Additionally, our sister company, Geyer, specialises in creating workplace environments that celebrate diversity and inclusion to enable communities to thrive within. We’ve adopted many of their strategies, and I’m confident that our Safety Culture is robust and continually improving. I’m immensely proud of our team and the strong camaraderie that extends to our subcontractors and consultants, ensuring a unified commitment to safety.
Finally, creating a safe and healthy workplace is never stagnant but continually evolving. We are behind the scenes exploring AI opportunities to further equip our teams with cutting-edge efficiencies.
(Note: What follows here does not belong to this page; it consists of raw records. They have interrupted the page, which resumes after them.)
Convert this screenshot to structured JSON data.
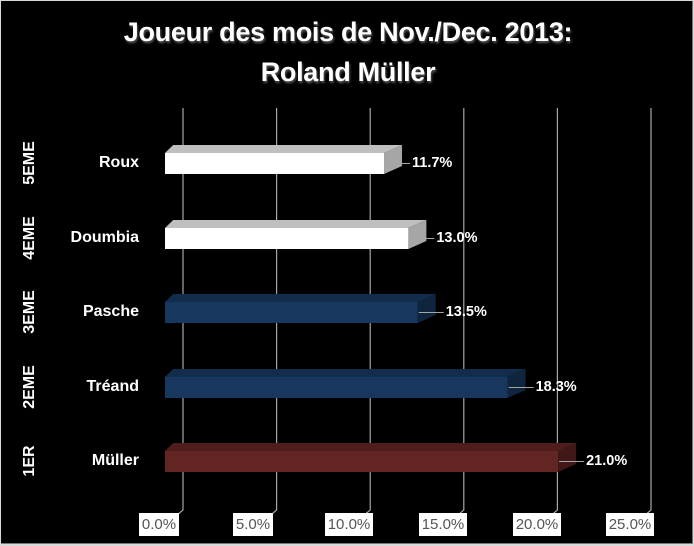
{
  "chart_data": {
    "type": "bar",
    "orientation": "horizontal",
    "style": "3d",
    "title": "Joueur des mois de Nov./Dec. 2013:",
    "subtitle": "Roland Müller",
    "categories": [
      "Müller",
      "Tréand",
      "Pasche",
      "Doumbia",
      "Roux"
    ],
    "ranks": [
      "1ER",
      "2EME",
      "3EME",
      "4EME",
      "5EME"
    ],
    "values": [
      21.0,
      18.3,
      13.5,
      13.0,
      11.7
    ],
    "data_labels": [
      "21.0%",
      "18.3%",
      "13.5%",
      "13.0%",
      "11.7%"
    ],
    "bar_colors": [
      "#632523",
      "#17375e",
      "#17375e",
      "#ffffff",
      "#ffffff"
    ],
    "xlabel": "",
    "ylabel": "",
    "xlim": [
      0,
      25
    ],
    "x_ticks": [
      "0.0%",
      "5.0%",
      "10.0%",
      "15.0%",
      "20.0%",
      "25.0%"
    ],
    "grid": true,
    "legend": "none",
    "background": "#000000"
  },
  "title_line1": "Joueur des mois de Nov./Dec. 2013:",
  "title_line2": "Roland Müller",
  "rows": [
    {
      "rank": "5EME",
      "name": "Roux",
      "label": "11.7%"
    },
    {
      "rank": "4EME",
      "name": "Doumbia",
      "label": "13.0%"
    },
    {
      "rank": "3EME",
      "name": "Pasche",
      "label": "13.5%"
    },
    {
      "rank": "2EME",
      "name": "Tréand",
      "label": "18.3%"
    },
    {
      "rank": "1ER",
      "name": "Müller",
      "label": "21.0%"
    }
  ],
  "ticks": [
    "0.0%",
    "5.0%",
    "10.0%",
    "15.0%",
    "20.0%",
    "25.0%"
  ]
}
We believe that by staying at the forefront of advancements, we can better protect our team and their wellbeing.
Together, we will continue to strive for excellence in safety, health, and wellbeing of everyone in our organisation, along with our sub-contractor colleagues and external consultants.
Let’s hear from Nathan Fernandes, Project Manager at our Melbourne office, about his perspectives on our efforts to create a safe and healthy workplace.
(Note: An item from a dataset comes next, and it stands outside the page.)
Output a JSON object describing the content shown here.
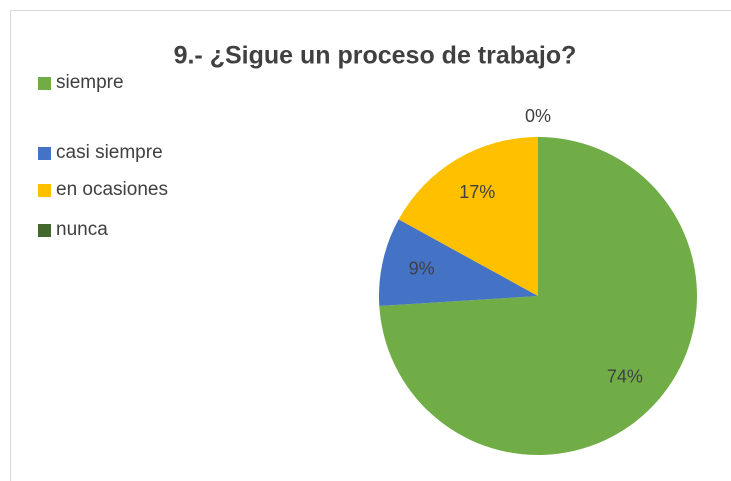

Firstly Nathan, how do you build a strong Safety Culture on your sites?
I have a wide range of actions and activities that I tailor to suit each site, some key ones being:
- Allocate necessary resources for safety measures and training, which includes additional labour if required.
- Develop clear and comprehensive safety policies and procedures through the use of HSEQ Boards, Daily pre-starts, and ensure these policies are accessible and regularly updated.
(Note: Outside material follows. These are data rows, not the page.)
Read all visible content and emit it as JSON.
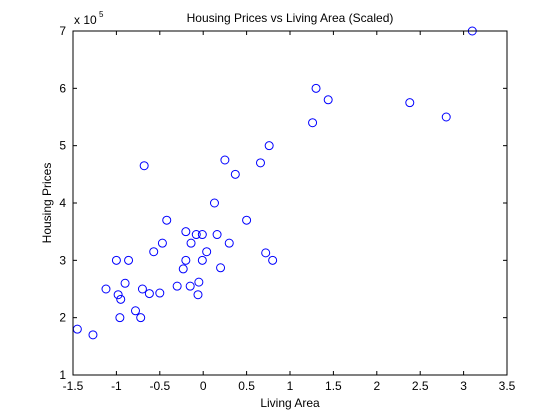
{
  "chart_data": {
    "type": "scatter",
    "title": "Housing Prices vs Living Area (Scaled)",
    "xlabel": "Living Area",
    "ylabel": "Housing Prices",
    "y_multiplier": {
      "base": "x 10",
      "exponent": "5"
    },
    "xlim": [
      -1.5,
      3.5
    ],
    "ylim": [
      100000,
      700000
    ],
    "xticks": [
      -1.5,
      -1,
      -0.5,
      0,
      0.5,
      1,
      1.5,
      2,
      2.5,
      3,
      3.5
    ],
    "xtick_labels": [
      "-1.5",
      "-1",
      "-0.5",
      "0",
      "0.5",
      "1",
      "1.5",
      "2",
      "2.5",
      "3",
      "3.5"
    ],
    "yticks": [
      100000,
      200000,
      300000,
      400000,
      500000,
      600000,
      700000
    ],
    "ytick_labels": [
      "1",
      "2",
      "3",
      "4",
      "5",
      "6",
      "7"
    ],
    "grid": false,
    "marker": "circle",
    "marker_color": "#0000ff",
    "series": [
      {
        "x": [
          3.1,
          1.3,
          1.44,
          2.38,
          2.8,
          1.26,
          0.76,
          0.66,
          0.25,
          0.37,
          0.13,
          0.5,
          0.16,
          0.3,
          -0.68,
          -0.42,
          -0.2,
          -0.08,
          -0.01,
          -0.47,
          -0.57,
          -0.14,
          -0.01,
          0.04,
          -0.2,
          -0.23,
          0.2,
          0.72,
          0.8,
          -1.0,
          -0.86,
          -0.9,
          -1.12,
          -0.98,
          -0.95,
          -0.7,
          -0.62,
          -0.5,
          -0.3,
          -0.15,
          -0.06,
          -0.05,
          -0.78,
          -0.72,
          -0.96,
          -1.45,
          -1.27
        ],
        "y": [
          700000,
          600000,
          580000,
          575000,
          550000,
          540000,
          500000,
          470000,
          475000,
          450000,
          400000,
          370000,
          345000,
          330000,
          465000,
          370000,
          350000,
          345000,
          345000,
          330000,
          315000,
          330000,
          300000,
          315000,
          300000,
          285000,
          287000,
          313000,
          300000,
          300000,
          300000,
          260000,
          250000,
          240000,
          232000,
          250000,
          242000,
          243000,
          255000,
          255000,
          240000,
          262000,
          212000,
          200000,
          200000,
          180000,
          170000
        ]
      }
    ]
  }
}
- Encourage the reporting of unsafe conditions or incidents in daily prestart and sub-contractor toolbox meetings.
- Provide safety training to all Site Managers and ensure they have a fortnightly catchup with the Construction Manager and HSEQ lead.
- Ensure that sub-contractors understand potential hazards and how to mitigate them through the use of their SWMS. This way we hold subbies accountable for their roles in maintaining safety, ensuring everyone goes home safely.
- Regularly review safety policies and procedures for effectiveness.
- Displaying the emergency response plan and ensuring all sub-contractors are familiar with it, and conducting drills to practice response to potential emergencies for projects longer than 3 months.
- Maintain incidents reports and inspections via our internal construction management system, and informing Work Safe when required.
What are some of the challenges you face with implementing a safety culture, and how do you address them?
Managing people entering or exiting the site at all times proves a challenge. A way to tackle this is the ensure the Site Manager has the capabilities to manage this aspect effectively – ie., not being on the tools, using a leading hand when sites get busy during deliveries, positioning the site office so there is clear line of site of the entrance/exit, signage clearly signalling that everyone must sign in before entering.
If you have any safety concerns, how do you raise them? What’s the process after you raise them?
The first point of action is to refer the non-negotiables that each Site Manager has. If there’s still further query it can then be raised to our national HSEQ lead who is always available via team, emails or phone. Once raised, the HSEQ team reviews and helps in advising a solution. If the query is repetitive and occurring on muiltple sites, it would be added to the non-negotiables list/Procore forms and inspections.
At Valmont we promote a very open culture practice where no query however insignificant should go unanswered. An effective way we administer this is via fortnightly meetings we have with all our Site Managers to discuss progress on sites, issues and query raised, etc.
And lastly Nathan, do you have any ideas or suggestions to strengthen a site based safety culture?
A key thing would be to implement an incentive program to recognise and reward safe behaviour. I think this would go a long way toward further strengthening what we already have in place.